Critics of the practice say American companies benefit from the nation’s higher-education system and from basic research paid for by the federal government. Companies that make drugs for rare diseases, like Alexion and BioMarin, also earn so-called orphan drug tax credits to subsidize research and development.

“I do think there is something problematic about the companies utilizing all of that and not paying their fair share of taxes by putting their I.P. in low-tax jurisdictions where they don’t really do much,” said Reuven S. Avi-Yonah, a professor of law at the University of Michigan, referring to intellectual property.

Biotech companies typically lose money for years, but they can be highly profitable if they succeed. Investor’s Business Daily recently cited Alexion, Celgene and Regeneron as having among the highest profit margins of any company in any industry.

The United States is also usually the most lucrative market for drugs. Nearly all of the $6 billion in sales of Sovaldi from the drug’s approval in December through June were in the United States. The drug is expected to be one of the best-selling drugs in the world in only its first year on the market.

Much of the payment for Sovaldi will be borne by taxpayers, since many people with hepatitis C are on Medicaid or Medicare, in prisons or in the Veterans Affairs health system. To some critics of the cost of Sovaldi, the fact that Gilead is paying lower taxes on the drug is even more galling.

“In addition to fleecing the government with thousand-dollar pills, that they don’t even want to pay their share of taxes is no surprise,” said Michael Weinstein, president of the AIDS Healthcare Foundation, who has frequently complained about the prices of Gilead’s drugs for H.I.V. and hepatitis.

Gilead says the price of Sovaldi is in line with some other hepatitis C treatments and is justified because the drug cures a deadly disease.

The company expects an effective tax rate this year of 17.5 to 20.5 percent. A previous forecast that excluded Sovaldi sales was for a tax rate of 28 to 29 percent.

Gilead’s overall tax bill is going up because of profits from Sovaldi. But the lower rate on the drug is saving the company hundreds of millions of dollars from what it would otherwise owe.

Experts say companies cannot just park a patent in a low-tax country, but generally have to have some other activity there, like manufacturing or distribution.

Celgene, one of the biggest biotech companies, has had an effective tax rate of only about 13 percent over the last few years. It does some research, development and manufacturing in Switzerland, where it is exempt from most income taxes under an agreement with the Swiss government.

About 60 percent of Celgene’s sales and assets are in the United States. Yet it attributed only about 2 percent of its pretax profits to the United States in 2013, according to Gradient Analytics, a research firm that recently questioned Celgene’s practices.

A Celgene spokesman said the company “pays full U.S. tax on our U.S. profits.”

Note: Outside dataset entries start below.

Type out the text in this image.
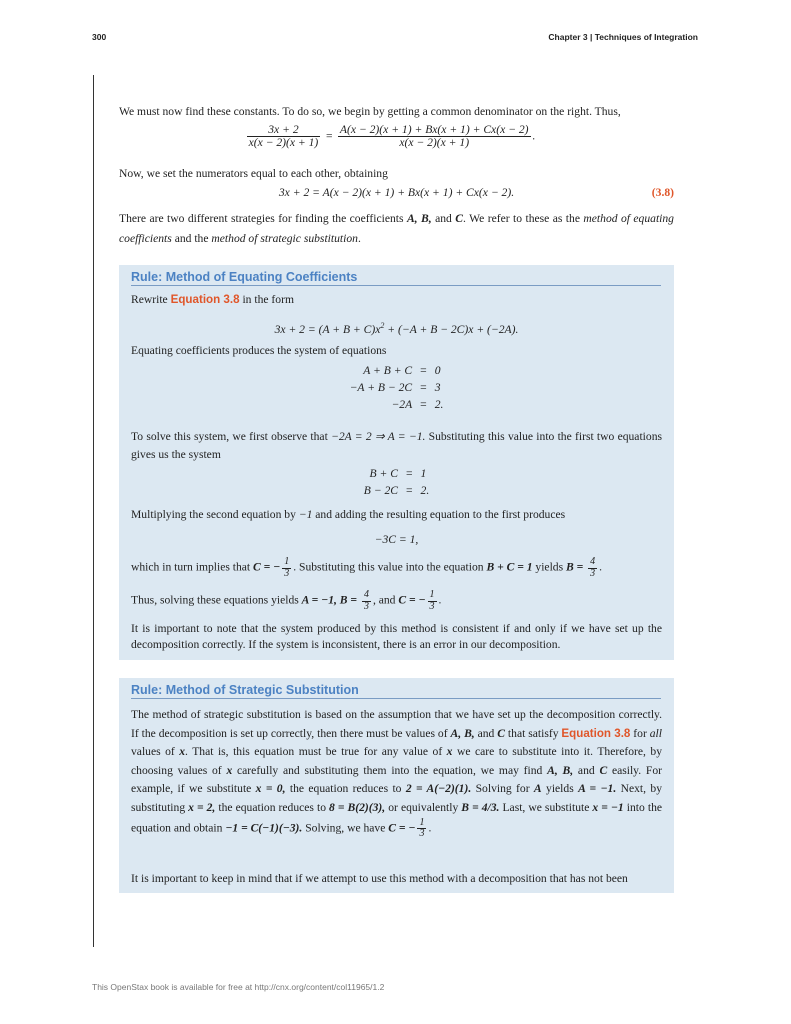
300	Chapter 3 | Techniques of Integration
We must now find these constants. To do so, we begin by getting a common denominator on the right. Thus,
$\frac{3x + 2}{x(x - 2)(x + 1)} = \frac{A(x - 2)(x + 1) + Bx(x + 1) + Cx(x - 2)}{x(x - 2)(x + 1)}$ .
Now, we set the numerators equal to each other, obtaining
3x + 2 = A(x − 2)(x + 1) + Bx(x + 1) + Cx(x − 2).	(3.8)
There are two different strategies for finding the coefficients A, B, and C. We refer to these as the method of equating coefficients and the method of strategic substitution.
Rule: Method of Equating Coefficients
Rewrite Equation 3.8 in the form
$3x + 2 = (A + B + C)x^2 + (-A + B - 2C)x + (-2A)$.
Equating coefficients produces the system of equations
A + B + C	=	0
−A + B − 2C	=	3
−2A	=	2.
To solve this system, we first observe that −2A = 2 ⇒ A = −1. Substituting this value into the first two equations gives us the system
B + C	=	1
B − 2C	=	2.
Multiplying the second equation by −1 and adding the resulting equation to the first produces
−3C = 1,
which in turn implies that C = − $\frac{1}{3}$ . Substituting this value into the equation B + C = 1 yields $B = \frac{4}{3}$ .
Thus, solving these equations yields A = −1, $B = \frac{4}{3}$ , and C = − $\frac{1}{3}$ .
It is important to note that the system produced by this method is consistent if and only if we have set up the decomposition correctly. If the system is inconsistent, there is an error in our decomposition.
Rule: Method of Strategic Substitution
The method of strategic substitution is based on the assumption that we have set up the decomposition correctly. If the decomposition is set up correctly, then there must be values of A, B, and C that satisfy Equation 3.8 for all values of x. That is, this equation must be true for any value of x we care to substitute into it. Therefore, by choosing values of x carefully and substituting them into the equation, we may find A, B, and C easily. For example, if we substitute x = 0, the equation reduces to 2 = A(−2)(1). Solving for A yields A = −1. Next, by substituting x = 2, the equation reduces to 8 = B(2)(3), or equivalently B = 4/3. Last, we substitute x = −1 into the equation and obtain −1 = C(−1)(−3). Solving, we have C = − $\frac{1}{3}$ .
It is important to keep in mind that if we attempt to use this method with a decomposition that has not been
This OpenStax book is available for free at http://cnx.org/content/col11965/1.2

Still, there is wariness about the issue at biotech companies.

When a Wall Street analyst, during a conference call in January, asked Alexion’s chief financial officer about the company’s plans to move the Soliris intellectual property to Ireland, the chief executive, Leonard Bell, jumped in to answer, apparently reading a prepared text.

“Over our 20-year history, and as we continue to grow strongly here in the United States,” Mr. Bell said, “we have been focusing on building a strong and independent organization that will always have at its core, its mission, an emphasis on patient care. In addition to our relentless focus on the development of innovative therapies, we also recognize our need to achieve increased operational efficiency in order to optimally serve patients worldwide.”

The analyst Eric Schmidt of Cowen and Company wrote in a note after the call: “The bigger news today is an Irish tax restructuring the company has just completed,” which should result in “sustainably higher profitability.”